There she met and married Ethan Harper. They raised Florence -- later a brilliant musician and Air Force linguist -- who quickly picked up Russian words: "Russia owned that territory for a long time, so [the language] mixed with five native tribes'," Maxine explained. "I taught children of our Cold War radar/missile site-civilians."

Later, teaching in New York state was "a shock! Teachers were respected in Alaska. Seems the child is always right in the Lower 48." She and Ethan lived in Roanoke for more than 12 years before moving to the county in 2001 -- to a house she had noticed eight years earlier, first thinking it a mirage of their Alaskan home.

"I loved the sassafras here, like my daddy used to break pieces of for all us kids."

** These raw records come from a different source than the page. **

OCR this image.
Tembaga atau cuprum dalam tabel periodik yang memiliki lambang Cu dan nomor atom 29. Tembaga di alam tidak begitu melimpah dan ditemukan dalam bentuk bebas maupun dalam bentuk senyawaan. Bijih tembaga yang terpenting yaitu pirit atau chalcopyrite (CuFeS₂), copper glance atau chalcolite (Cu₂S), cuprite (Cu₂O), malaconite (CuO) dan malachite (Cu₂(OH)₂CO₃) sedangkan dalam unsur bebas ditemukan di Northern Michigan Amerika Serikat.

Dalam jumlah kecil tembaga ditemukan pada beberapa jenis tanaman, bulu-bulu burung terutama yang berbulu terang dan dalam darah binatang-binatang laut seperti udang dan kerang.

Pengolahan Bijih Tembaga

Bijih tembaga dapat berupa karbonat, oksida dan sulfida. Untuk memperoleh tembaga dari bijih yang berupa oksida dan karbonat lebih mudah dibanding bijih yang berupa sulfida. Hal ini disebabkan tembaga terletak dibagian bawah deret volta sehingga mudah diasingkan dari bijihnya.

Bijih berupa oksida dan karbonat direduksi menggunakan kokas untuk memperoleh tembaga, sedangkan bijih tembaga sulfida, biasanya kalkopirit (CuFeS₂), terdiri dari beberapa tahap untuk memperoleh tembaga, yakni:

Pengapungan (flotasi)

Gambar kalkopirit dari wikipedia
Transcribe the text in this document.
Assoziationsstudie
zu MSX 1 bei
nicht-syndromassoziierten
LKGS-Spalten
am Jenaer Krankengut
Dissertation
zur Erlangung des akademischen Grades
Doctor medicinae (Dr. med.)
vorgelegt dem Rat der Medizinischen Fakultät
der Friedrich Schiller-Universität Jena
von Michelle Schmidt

Ethan died in November 2003, just nine months after his leukemia diagnosis. Maxine -- and Don Gato -- had tended him. She's still grateful to neighbors Joanie and Mark Saunders, who sometimes helped her with Ethan at 2 a.m.

Her dad's diagnosis had prompted Florence Harper, now 50, to move to Roanoke from Florida. Salem's Veterans Affairs Medical Center gives "good care" to her injuries from a serious car wreck, said Maxine about her daughter. Maxine's sister, Florence Mather, 86, lives in Salem.

Oh, then there's "Little Brother," as Maxine still calls Bill Withers, 69. Yes, the "Lean on Me" singer has been known to "sneak in and out of town from California," she said. "And he is still quite generous to me." Someone she can lean on -- just as her daughter, husband, students and Don Gato have leaned on her.